Дато требовал, чтобы я точно все рассказывал о товаре покупателям, а я часто путал тона и полутона, за что он меня называл дистрофиком, дальтоником и громко ругал по-грузински, грозя навсегда прервать отношения.
Гуманность
Когда кошка у деда лезла на стол за колбасой, он бил ее железной ложкой по лбу. Но кошка никак не унималась и все лезла и лезла, а дед ее все бил и бил.
Когда мой кот лезет на стол за колбасой, я тоже высоко поднимаю железную ложку, но по лбу не бью, а громко кричу: «Пошел вон, дурак!»
Надо признать, что методы деда более действенные, а мои более гуманные.
Сынок
Я нашел бомжа на помойке, где он промышлял сдачей цветного металла. Я подозвал его и предложил жить у меня за еду и делать всю работу: готовить, стирать, окучивать картошку на даче и строить дом. Бомж к тому же был крепкий и большого роста, и поэтому, когда я его отмыл и откормил, с ним можно было появляться везде как с охраной. Он не отходил от меня ни на шаг, а мужики прозвали его Сынок. У Сынка было что-то с головой, поэтому за него думал я, а он как-то раз отбил меня от малолетних отморозков.

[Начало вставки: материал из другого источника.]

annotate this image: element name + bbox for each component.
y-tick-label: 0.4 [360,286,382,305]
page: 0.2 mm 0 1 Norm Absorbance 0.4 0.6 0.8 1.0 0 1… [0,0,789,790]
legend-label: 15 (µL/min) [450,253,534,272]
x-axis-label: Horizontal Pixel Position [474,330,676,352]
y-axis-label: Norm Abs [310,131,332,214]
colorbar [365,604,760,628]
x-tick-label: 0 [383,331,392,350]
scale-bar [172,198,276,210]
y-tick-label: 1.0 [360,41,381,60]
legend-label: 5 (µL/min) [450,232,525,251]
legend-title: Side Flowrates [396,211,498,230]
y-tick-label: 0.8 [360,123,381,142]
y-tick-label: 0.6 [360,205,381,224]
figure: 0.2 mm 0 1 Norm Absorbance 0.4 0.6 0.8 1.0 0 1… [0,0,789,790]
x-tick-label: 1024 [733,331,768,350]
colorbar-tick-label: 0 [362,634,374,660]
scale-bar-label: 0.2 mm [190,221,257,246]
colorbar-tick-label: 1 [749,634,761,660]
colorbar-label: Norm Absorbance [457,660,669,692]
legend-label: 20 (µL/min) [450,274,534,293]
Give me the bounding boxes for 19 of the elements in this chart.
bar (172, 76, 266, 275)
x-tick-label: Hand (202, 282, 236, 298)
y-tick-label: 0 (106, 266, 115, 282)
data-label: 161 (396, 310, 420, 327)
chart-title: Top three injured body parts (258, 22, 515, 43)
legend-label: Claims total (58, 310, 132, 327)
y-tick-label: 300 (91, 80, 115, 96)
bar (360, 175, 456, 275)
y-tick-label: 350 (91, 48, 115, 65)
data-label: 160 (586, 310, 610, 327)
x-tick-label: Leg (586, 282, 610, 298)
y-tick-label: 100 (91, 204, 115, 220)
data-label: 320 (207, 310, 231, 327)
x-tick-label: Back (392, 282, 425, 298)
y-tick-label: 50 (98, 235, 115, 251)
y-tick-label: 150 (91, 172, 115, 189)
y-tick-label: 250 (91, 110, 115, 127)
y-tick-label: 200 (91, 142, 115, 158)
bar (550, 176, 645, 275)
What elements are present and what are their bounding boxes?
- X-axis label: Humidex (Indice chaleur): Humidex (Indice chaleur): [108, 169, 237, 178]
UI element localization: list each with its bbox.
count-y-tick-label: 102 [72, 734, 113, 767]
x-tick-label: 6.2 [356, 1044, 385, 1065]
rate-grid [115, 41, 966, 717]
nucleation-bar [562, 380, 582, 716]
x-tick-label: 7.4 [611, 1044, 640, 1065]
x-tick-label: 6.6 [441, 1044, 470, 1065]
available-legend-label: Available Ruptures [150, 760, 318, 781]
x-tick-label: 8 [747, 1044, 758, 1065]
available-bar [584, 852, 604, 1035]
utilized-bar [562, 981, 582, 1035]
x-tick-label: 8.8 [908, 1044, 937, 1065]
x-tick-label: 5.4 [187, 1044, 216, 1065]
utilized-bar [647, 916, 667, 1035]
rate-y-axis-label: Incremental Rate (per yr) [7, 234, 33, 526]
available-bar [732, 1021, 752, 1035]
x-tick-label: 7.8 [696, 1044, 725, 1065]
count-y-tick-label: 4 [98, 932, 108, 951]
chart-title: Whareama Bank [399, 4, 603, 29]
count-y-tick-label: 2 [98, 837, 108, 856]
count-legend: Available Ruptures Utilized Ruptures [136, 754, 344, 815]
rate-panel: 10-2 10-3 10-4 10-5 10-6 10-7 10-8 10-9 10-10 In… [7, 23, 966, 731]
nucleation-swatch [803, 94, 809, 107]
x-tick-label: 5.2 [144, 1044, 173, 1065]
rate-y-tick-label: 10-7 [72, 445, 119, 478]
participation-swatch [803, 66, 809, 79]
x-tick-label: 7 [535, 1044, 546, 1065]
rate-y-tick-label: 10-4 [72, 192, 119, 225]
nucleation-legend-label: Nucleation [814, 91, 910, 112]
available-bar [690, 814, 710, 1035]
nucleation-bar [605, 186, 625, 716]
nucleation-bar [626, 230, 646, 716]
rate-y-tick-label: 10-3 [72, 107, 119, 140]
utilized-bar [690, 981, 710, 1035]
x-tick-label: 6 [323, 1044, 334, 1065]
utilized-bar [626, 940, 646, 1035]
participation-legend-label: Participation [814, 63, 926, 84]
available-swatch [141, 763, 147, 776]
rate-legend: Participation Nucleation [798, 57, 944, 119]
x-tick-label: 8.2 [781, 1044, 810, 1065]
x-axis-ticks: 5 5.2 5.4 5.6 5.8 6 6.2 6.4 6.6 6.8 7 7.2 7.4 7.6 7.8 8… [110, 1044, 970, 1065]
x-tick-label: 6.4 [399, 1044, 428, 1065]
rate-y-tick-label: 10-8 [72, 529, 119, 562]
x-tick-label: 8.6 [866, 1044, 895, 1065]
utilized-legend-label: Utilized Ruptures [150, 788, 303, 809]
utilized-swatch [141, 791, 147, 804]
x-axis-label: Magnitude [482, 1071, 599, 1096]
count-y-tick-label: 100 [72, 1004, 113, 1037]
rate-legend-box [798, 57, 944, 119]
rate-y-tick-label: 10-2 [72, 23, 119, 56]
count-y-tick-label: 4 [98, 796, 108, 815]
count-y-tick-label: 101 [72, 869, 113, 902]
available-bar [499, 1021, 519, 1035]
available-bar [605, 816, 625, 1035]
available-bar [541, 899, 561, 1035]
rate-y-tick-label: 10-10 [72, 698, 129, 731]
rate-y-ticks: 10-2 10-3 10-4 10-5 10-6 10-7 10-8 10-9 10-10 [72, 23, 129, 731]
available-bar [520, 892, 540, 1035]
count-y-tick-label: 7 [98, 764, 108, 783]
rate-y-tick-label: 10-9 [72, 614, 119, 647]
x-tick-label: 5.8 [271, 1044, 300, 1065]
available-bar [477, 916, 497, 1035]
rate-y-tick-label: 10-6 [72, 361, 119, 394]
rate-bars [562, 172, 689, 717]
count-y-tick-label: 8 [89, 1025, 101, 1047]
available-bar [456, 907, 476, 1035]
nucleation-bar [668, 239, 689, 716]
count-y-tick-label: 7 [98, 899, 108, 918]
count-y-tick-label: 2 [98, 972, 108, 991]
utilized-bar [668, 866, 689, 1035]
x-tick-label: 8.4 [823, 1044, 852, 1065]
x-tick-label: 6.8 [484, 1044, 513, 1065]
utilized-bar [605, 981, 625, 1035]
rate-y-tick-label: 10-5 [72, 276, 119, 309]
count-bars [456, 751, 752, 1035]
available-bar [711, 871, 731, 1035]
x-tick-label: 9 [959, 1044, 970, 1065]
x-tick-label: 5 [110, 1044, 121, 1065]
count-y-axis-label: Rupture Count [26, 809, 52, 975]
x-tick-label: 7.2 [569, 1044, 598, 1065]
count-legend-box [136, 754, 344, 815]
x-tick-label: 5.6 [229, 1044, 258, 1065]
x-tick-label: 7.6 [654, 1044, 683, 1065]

Если бы он попал ко мне раньше, то его бы из родной квартиры не вышвырнули. А так после смерти родителей явились ребята и попросили что-то подписать, и вмиг Сынок в шестнадцать лет превратился в бомжа.
Сынок прожил у меня два года, и за это время его полюбили все: жена (он хорошо готовил), дети (любил с ними играть) и собака, которую он выгуливал. В 2000 году его вместе с моим старшим сыном Николаем забрали в армию. Они прошли рядышком учебку и попали в одно отделение в Чечню.
Когда из Чечни к нам пришел цинковый гроб, мы некоторое время не могли понять, чей он – гроб, родного дитяти или Сынка. Потом подошли документы. Оказалось, что Николая.
Когда же вернулся Сынок, он рассказал, что отделение попало в засаду и кому-то нужно было прикрывать отход. Вызвался Сынок, но Коля дернул его за руку и сказал, что тот всех и так всю жизнь прикрывает.
Теперь каждую Троицу мы с семьей и Сынком ездим на кладбище к Коле. Жена тихо плачет, а Сынок не любит эти поездки.